How data streaming works
Companies can have thousands of data sources that get piped to different destinations. The data can be processed using stream processing techniques, and generally consists of small chunks of data.
Streaming data allows pieces of data to be processed in real or near real-time. The two most common use cases for data streaming:
- Streaming media, especially video
- Real-time analytics
Data streaming used to be reserved for very select businesses, like media streaming and stock exchange financial values. Today, it’s being adopted in every company. Data streams allow an organization to process data in real-time, giving companies the ability to monitor all aspects of its business.

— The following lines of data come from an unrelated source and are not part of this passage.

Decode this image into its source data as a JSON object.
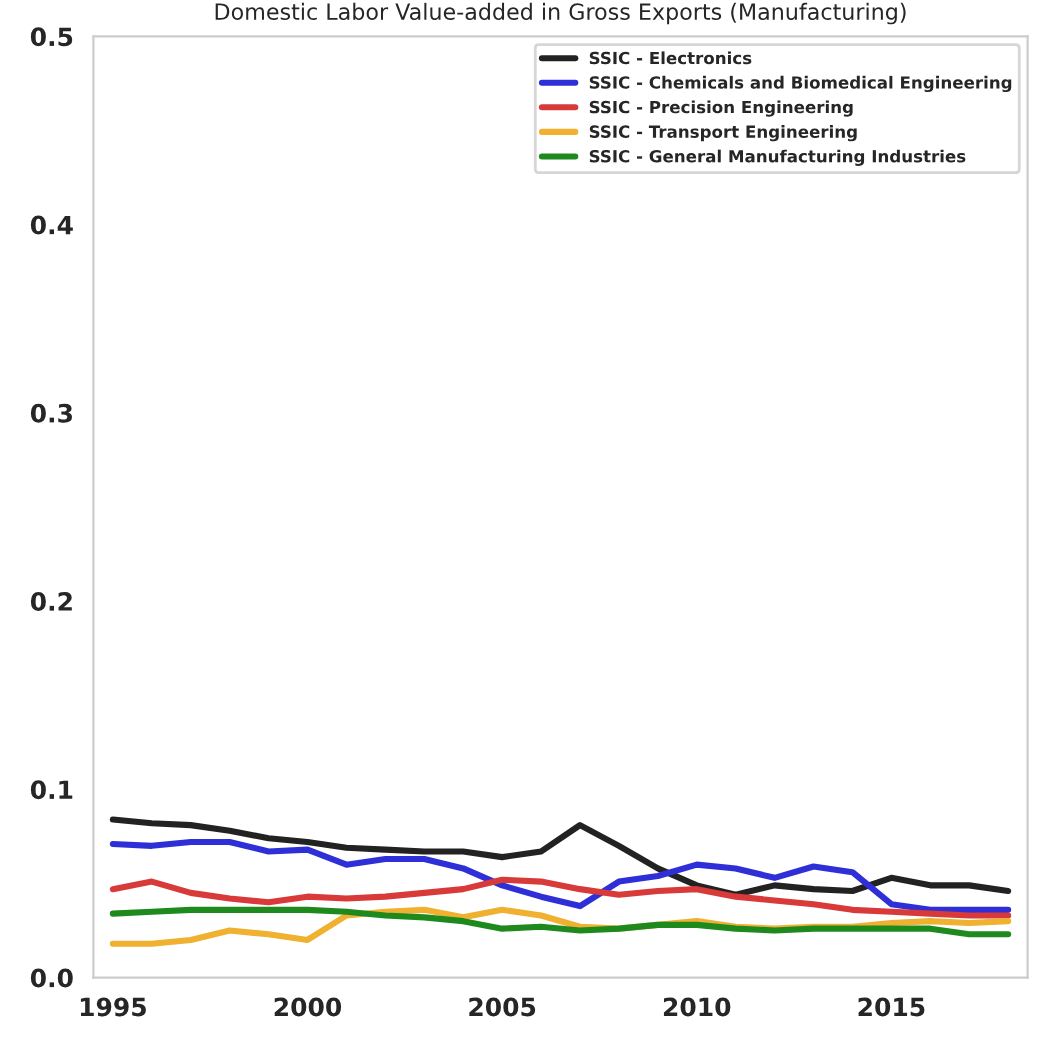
{
  "chart_data": {
    "type": "line",
    "title": "Domestic Labor Value-added in Gross Exports (Manufacturing)",
    "x": [
      1995,
      1996,
      1997,
      1998,
      1999,
      2000,
      2001,
      2002,
      2003,
      2004,
      2005,
      2006,
      2007,
      2008,
      2009,
      2010,
      2011,
      2012,
      2013,
      2014,
      2015,
      2016,
      2017,
      2018
    ],
    "series": [
      {
        "name": "SSIC - Electronics",
        "color": "#222222",
        "values": [
          0.084,
          0.082,
          0.081,
          0.078,
          0.074,
          0.072,
          0.069,
          0.068,
          0.067,
          0.067,
          0.064,
          0.067,
          0.081,
          0.07,
          0.058,
          0.049,
          0.044,
          0.049,
          0.047,
          0.046,
          0.053,
          0.049,
          0.049,
          0.046
        ]
      },
      {
        "name": "SSIC - Chemicals and Biomedical Engineering",
        "color": "#2f2fd8",
        "values": [
          0.071,
          0.07,
          0.072,
          0.072,
          0.067,
          0.068,
          0.06,
          0.063,
          0.063,
          0.058,
          0.049,
          0.043,
          0.038,
          0.051,
          0.054,
          0.06,
          0.058,
          0.053,
          0.059,
          0.056,
          0.039,
          0.036,
          0.036,
          0.036
        ]
      },
      {
        "name": "SSIC - Precision Engineering",
        "color": "#d83a3a",
        "values": [
          0.047,
          0.051,
          0.045,
          0.042,
          0.04,
          0.043,
          0.042,
          0.043,
          0.045,
          0.047,
          0.052,
          0.051,
          0.047,
          0.044,
          0.046,
          0.047,
          0.043,
          0.041,
          0.039,
          0.036,
          0.035,
          0.034,
          0.033,
          0.033
        ]
      },
      {
        "name": "SSIC - Transport Engineering",
        "color": "#f0b030",
        "values": [
          0.018,
          0.018,
          0.02,
          0.025,
          0.023,
          0.02,
          0.033,
          0.035,
          0.036,
          0.032,
          0.036,
          0.033,
          0.027,
          0.026,
          0.028,
          0.03,
          0.027,
          0.026,
          0.027,
          0.027,
          0.029,
          0.03,
          0.029,
          0.03
        ]
      },
      {
        "name": "SSIC - General Manufacturing Industries",
        "color": "#1e8a1e",
        "values": [
          0.034,
          0.035,
          0.036,
          0.036,
          0.036,
          0.036,
          0.035,
          0.033,
          0.032,
          0.03,
          0.026,
          0.027,
          0.025,
          0.026,
          0.028,
          0.028,
          0.026,
          0.025,
          0.026,
          0.026,
          0.026,
          0.026,
          0.023,
          0.023
        ]
      }
    ],
    "xlim": [
      1994.5,
      2018.5
    ],
    "xticks": [
      1995,
      2000,
      2005,
      2010,
      2015
    ],
    "ylim": [
      0,
      0.5
    ],
    "yticks": [
      {
        "value": 0,
        "label": "0.0"
      },
      0.1,
      0.2,
      0.3,
      0.4,
      0.5
    ],
    "legend": "top right",
    "grid": false,
    "marker": "none",
    "line_style": "solid"
  }
}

The real-time nature of the monitoring allows management to react and respond to crisis events much quicker than any other data processing methods. Data streams offer a continuous communication channel between all the moving parts of a company and the people who can make decisions.
Streaming media
Media streaming is one example. It allows a person to begin watching a video without having to download the whole video first.
This allows users to begin viewing the data (video) sooner, and, in the case of media streaming, prevents the user’s device from having to store large files all at once. Data can come and go from the device as it is processed and watched.
Real-time analytics
Data streams enable companies to use real-time analytics to monitor their activities. The generated data can be processed through time-series data analytics techniques to report what is happening.
The Internet of Things (IoT) has fueled the boom in the variety and volume of data that can be streamed. Increasing network speeds contribute to the velocity of the data.
Thus we get the widely accepted three V’s of data analytics and data streams:
- Variety
- Volume
- Velocity
Paired with IoT, a company can have data streams from many different sensors and monitors, increasing its ability to micro-manage many dynamic variables in real-time.
From a chaos engineering perspective, real-time analytics is great because it increases the company’s ability to monitor the company’s activities. So, if equipment were to fail, or readings were to send back information that needed quick action, the company has the information to act.
Data streams directly increase a company’s resilience.
Data architecture for streaming data
Data streams require a certain kind of architecture, which is easier to adopt if you’re already familiar with cloud architectures. The bulk of the learning curve has been climbed, and the rest is just adding pieces of knowledge here and there.
Many cloud service companies offer the tech to build a data stream—the usual Amazon, Azure, Google.
You can also build your own data stream. The first step is building a stream processor, just something to capture the streaming data from an application or device.
To build a stream processor, you can use tools like:
- Amazon MSK
- Amazon Kinesis
- Apache Kafka
- Google Pub/Sub
The second step is to add some way to analyze or query the streaming data, using tools like:
- Amazon Kinesis Data Analytics
- Google BigQuery, Dataflow
Third, the analysis needs to output somewhere, either to an app or a dashboard, so users can be alerted and respond to the information.
Finally, the streamed data needs to get stored somewhere. The cost of storage is cheap, so general practice is to keep everything. When it comes to data storage, the common belief is that “If it’s not useful now, maybe it will be later.”
For storing streaming data, these are good options:
- Amazon Redshift
- Kafka
- Amazon S3
- Google Storage
(Learn more about working with data in Redshift and S3.)
Challenges with data streaming
Data streams offer continuous streams of data that can be queried for information.
Generally, the data will need to be in order, which is sometimes the point of having a stream. (After all, any messaging app needs to have all the messages in order.)
Because data may come from different sources, or even the same source, but it moves through a distributed system, it means the stream faces the challenge of ordering its data and delivering to its consumer.
So data streams directly encounter the CAP theorem problem in its build. When choosing a database or a particular streaming option, the data architect needs to determine the value between:
- Having consistent data, where all the reads received are the most recent write, and, if not return an error.
- Having highly available data, where all the reads contain the data, but they might not be the most recent.